Jakarta (ANTARA) - Dokter spesialis penyakit dalam konsultan endokrin metabolik diabetes dari Universitas Udayana Dr. dr. Made Ratna Saraswati, SpPD-KEMD, FINASIM mengatakan diabetes dapat menyebabkan disfungsi seksual pada wanita yang dibuktikan dengan rendahnya indeks fungsi seksual mereka.
"Studi yang saya buat pada perempuan-perempuan dengan diabetes menunjukkan bahwa ternyata indeks fungsi seksualnya rendah," kata Ratna dalam diskusi kesehatan yang digelar oleh Diabetes Initiative Indonesia di Jakarta, Minggu.

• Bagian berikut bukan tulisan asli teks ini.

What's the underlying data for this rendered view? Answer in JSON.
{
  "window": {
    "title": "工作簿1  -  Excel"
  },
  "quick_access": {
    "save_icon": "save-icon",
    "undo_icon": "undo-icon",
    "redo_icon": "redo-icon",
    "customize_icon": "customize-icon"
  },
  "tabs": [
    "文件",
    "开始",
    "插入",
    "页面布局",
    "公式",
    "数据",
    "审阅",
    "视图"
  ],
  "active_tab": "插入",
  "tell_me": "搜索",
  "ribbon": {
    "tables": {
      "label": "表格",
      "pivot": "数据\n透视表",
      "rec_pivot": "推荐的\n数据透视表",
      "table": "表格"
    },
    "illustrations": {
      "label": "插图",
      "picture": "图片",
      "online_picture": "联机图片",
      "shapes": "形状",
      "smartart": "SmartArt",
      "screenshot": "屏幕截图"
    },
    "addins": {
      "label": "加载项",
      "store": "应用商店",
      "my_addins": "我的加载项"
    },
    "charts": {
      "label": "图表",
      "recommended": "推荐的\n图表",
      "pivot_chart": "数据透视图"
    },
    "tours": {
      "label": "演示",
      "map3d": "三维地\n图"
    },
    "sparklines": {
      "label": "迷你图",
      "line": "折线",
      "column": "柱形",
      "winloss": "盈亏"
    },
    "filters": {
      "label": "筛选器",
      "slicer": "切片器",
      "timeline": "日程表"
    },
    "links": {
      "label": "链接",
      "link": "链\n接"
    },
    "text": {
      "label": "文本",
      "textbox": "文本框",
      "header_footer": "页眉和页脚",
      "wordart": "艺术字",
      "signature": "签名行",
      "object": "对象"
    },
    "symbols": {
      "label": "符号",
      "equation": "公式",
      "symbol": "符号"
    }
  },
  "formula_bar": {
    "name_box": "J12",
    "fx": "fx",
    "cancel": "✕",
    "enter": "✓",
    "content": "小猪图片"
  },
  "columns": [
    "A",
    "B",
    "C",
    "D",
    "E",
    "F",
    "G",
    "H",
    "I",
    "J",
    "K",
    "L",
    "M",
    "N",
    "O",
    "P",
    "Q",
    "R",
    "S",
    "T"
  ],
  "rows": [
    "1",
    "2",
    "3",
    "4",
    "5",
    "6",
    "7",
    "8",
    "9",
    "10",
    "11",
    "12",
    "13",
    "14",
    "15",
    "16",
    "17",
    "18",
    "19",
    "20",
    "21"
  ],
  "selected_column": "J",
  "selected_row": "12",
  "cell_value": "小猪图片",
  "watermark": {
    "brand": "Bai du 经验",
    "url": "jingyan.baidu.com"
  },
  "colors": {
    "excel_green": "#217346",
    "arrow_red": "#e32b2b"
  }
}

Ratna memaparkan bahwa menurut American Psychiatric Association dalam Diagnostic and Statistical Manual of Mental Disorders (DSM-5), disfungsi seksual wanita di antaranya meliputi hilang minat atau gairah seksual, gangguan orgasme, dan/atau nyeri saat penetrasi.
"Disebut disfungsi adalah kalau dia sifatnya persisten, berlanjut terus, menyebabkan stres dan kecemasan, dan berdampak negatif pada satu hubungan," tambah Ratna.
Dari penelitian disfungsi seksual yang dilakukan pada wanita diabetes di 2008, Ratna mengatakan bahwa domain gairah memiliki skor terendah yakni 35,5 persen. Domain lain juga memiliki skor rendah di bawah 50 yaitu hasrat 41,83 persen, lubrikasi 42 persen, orgasme 39,5 persen, dan nyeri 48,5 persen.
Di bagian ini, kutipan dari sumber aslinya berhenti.